Pubblichiamo uno stralcio del dialogo tra Carlo Ginzburg e Arnold I. Davidson, sul tema «Il mestiere dello storico e la filosofia», contenuto nel numero in uscita della rivista «Aut Aut», edita dal Saggiatore e diretta da Pier Aldo Rovatti. In questa conversazione- organizzata dal festival «vicino/lontano» di Udine, lo storico italiano affronta con il suo interlocutore (studioso americano di Foucault e autore del saggio The Emergence of Sexuality, Harvard University Press) i problemi cognitivi ed etici con cui si confronta la storiografia nel ricostruire il passato sulla base dei documenti.

Arnold I. Davidson: Il tema dello straniamento, vale a dire entrare in un’altra prospettiva per riesaminare la nostra e capirne i presupposti epistemologici, mostra molto bene il ruolo di un certo tipo di pratica all’interno della storia, ma anche all’interno della filosofia. Lo straniamento ci consente di mettere in risalto la nostra prospettiva, e poi di esaminare, di discutere e di accettare in modo più conscio, oppure di rifiutare, la prospettiva altrui. Carlo Ginzburg ha insistito tantissimo sull’aspetto cognitivo della prospettiva. Il fatto che abbiamo tutti una prospettiva, che c’è sempre una prospettiva particolare, locale, non esclude che possiamo discutere le nostre prospettive, dibattere filosoficamente. Non si va dalla prospettiva particolare al relativismo assoluto: certo, c’è una prospettiva, ma si può argomentare intorno ad essa per valutare qualcosa che di solito non vediamo. Quindi la prospettiva ha questo aspetto conoscitivo.

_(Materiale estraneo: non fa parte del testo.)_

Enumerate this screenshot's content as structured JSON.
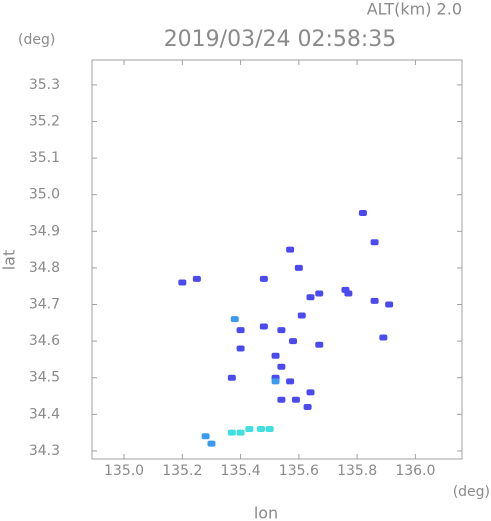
{
  "chart_data": {
    "type": "scatter",
    "title": "2019/03/24 02:58:35",
    "subtitle": "ALT(km) 2.0",
    "x_label": "lon",
    "y_label": "lat",
    "x_unit": "(deg)",
    "y_unit": "(deg)",
    "xlim": [
      134.89,
      136.16
    ],
    "ylim": [
      34.278,
      35.368
    ],
    "xticks": [
      {
        "value": 135,
        "label": "135.0"
      },
      135.2,
      135.4,
      135.6,
      135.8,
      {
        "value": 136,
        "label": "136.0"
      }
    ],
    "yticks": [
      34.3,
      34.4,
      34.5,
      34.6,
      34.7,
      34.8,
      34.9,
      {
        "value": 35,
        "label": "35.0"
      },
      35.1,
      35.2,
      35.3
    ],
    "grid": false,
    "series": [
      {
        "color": "#4a4af0",
        "x": [
          135.2,
          135.25,
          135.48,
          135.57,
          135.6,
          135.67,
          135.76,
          135.77,
          135.82,
          135.86,
          135.86,
          135.91,
          135.89,
          135.64,
          135.61,
          135.48,
          135.4,
          135.54,
          135.58,
          135.52,
          135.54,
          135.52,
          135.57,
          135.4,
          135.37,
          135.64,
          135.59,
          135.54,
          135.63,
          135.67
        ],
        "y": [
          34.76,
          34.77,
          34.77,
          34.85,
          34.8,
          34.73,
          34.74,
          34.73,
          34.95,
          34.87,
          34.71,
          34.7,
          34.61,
          34.72,
          34.67,
          34.64,
          34.63,
          34.63,
          34.6,
          34.56,
          34.53,
          34.5,
          34.49,
          34.58,
          34.5,
          34.46,
          34.44,
          34.44,
          34.42,
          34.59
        ]
      },
      {
        "color": "#3a9cf0",
        "x": [
          135.28,
          135.3,
          135.38,
          135.52
        ],
        "y": [
          34.34,
          34.32,
          34.66,
          34.49
        ]
      },
      {
        "color": "#40e0e0",
        "x": [
          135.37,
          135.4,
          135.43,
          135.47,
          135.5
        ],
        "y": [
          34.35,
          34.35,
          34.36,
          34.36,
          34.36
        ]
      }
    ]
  }
}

Ma lo straniamento non è la sola posta in gioco, perché c’è anche una posta in gioco morale ed etica. Io penso sinceramente che lo storico non possa e non debba evitare nella sua scrittura, sempre, una prospettiva di valutazione; non soltanto di cognizione, ma di valutazione. Ogni frase scritta da uno storico implica una prospettiva di valutazione, per cui il problema è come mettere insieme il lavoro storico e la necessità di una prospettiva di valutazione. L’idea che il sapere sia sempre prospettico è un’idea fondamentale. Tuttavia, il problema per Ginzburg è che la prospettiva non si riduce a un rapporto di forza, non è soltanto politica: c’è un aspetto conoscitivo, ma c’è anche un altro aspetto che riguarda la prospettiva di valutazione.

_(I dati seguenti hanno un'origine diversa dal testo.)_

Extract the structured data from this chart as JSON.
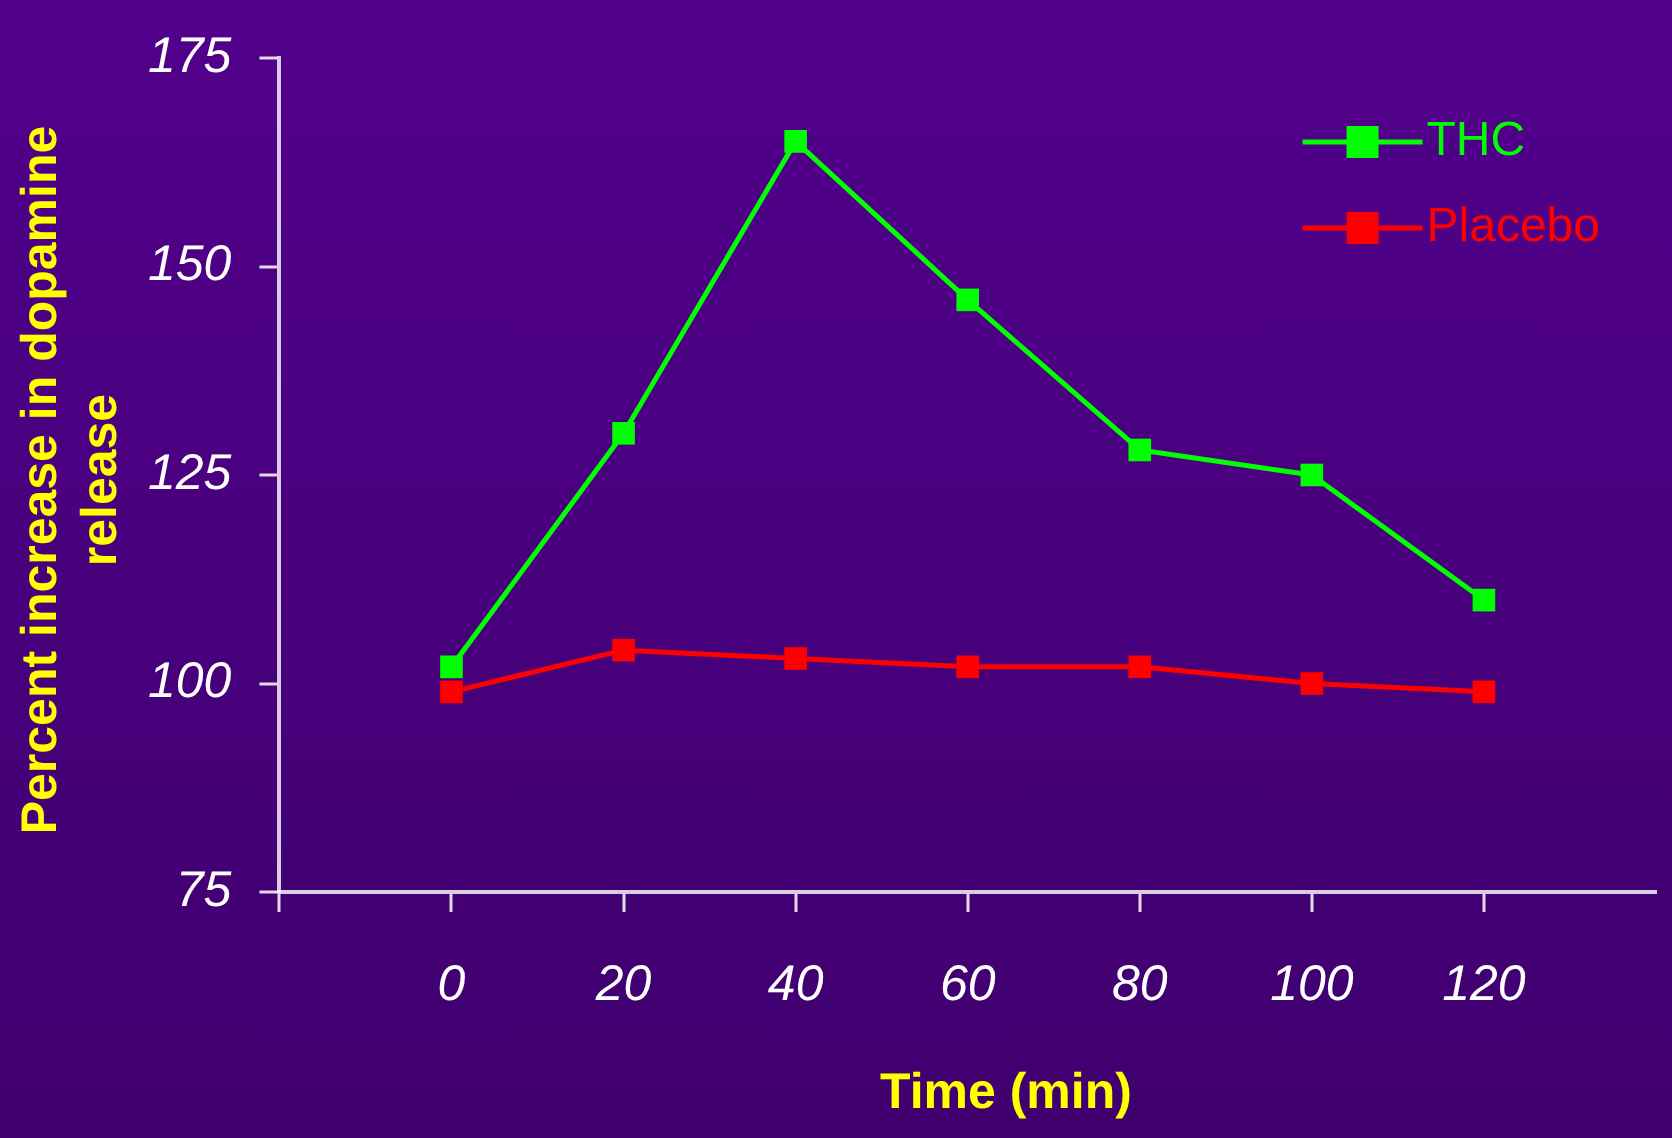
{
  "chart_data": {
    "type": "line",
    "xlabel": "Time (min)",
    "ylabel": "Percent increase in dopamine release",
    "x": [
      0,
      20,
      40,
      60,
      80,
      100,
      120
    ],
    "series": [
      {
        "name": "THC",
        "color": "#00ff00",
        "values": [
          102,
          130,
          165,
          146,
          128,
          125,
          110
        ]
      },
      {
        "name": "Placebo",
        "color": "#ff0000",
        "values": [
          99,
          104,
          103,
          102,
          102,
          100,
          99
        ]
      }
    ],
    "xlim": [
      -20,
      140
    ],
    "xticks": [
      {
        "value": -20,
        "label": null
      },
      0,
      20,
      40,
      60,
      80,
      100,
      120
    ],
    "ylim": [
      75,
      175
    ],
    "yticks": [
      75,
      100,
      125,
      150,
      175
    ],
    "grid": false,
    "legend": "top right",
    "marker": "square",
    "line_style": "solid"
  }
}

La prospettiva di valutazione ha un ruolo nella storia che è molto diverso da quello che assume in un trattato di filosofia morale, dove troviamo i concetti classici di bene, male, giustizia, ingiustizia. Si tratta sempre di un giudizio, per così dire, che viene pronunciato dalla cattedra - questo è il bene, questo è il male - e implica il tentativo di giustificare con l’argomentazione filosofica il giudizio morale. Ma chi esprime un giudizio morale di questo tipo in un libro di storia perde un certo compito della storia, che non è quello di emettere giudizi morali di genere filosofico, anche se il giudizio morale non si può evitare.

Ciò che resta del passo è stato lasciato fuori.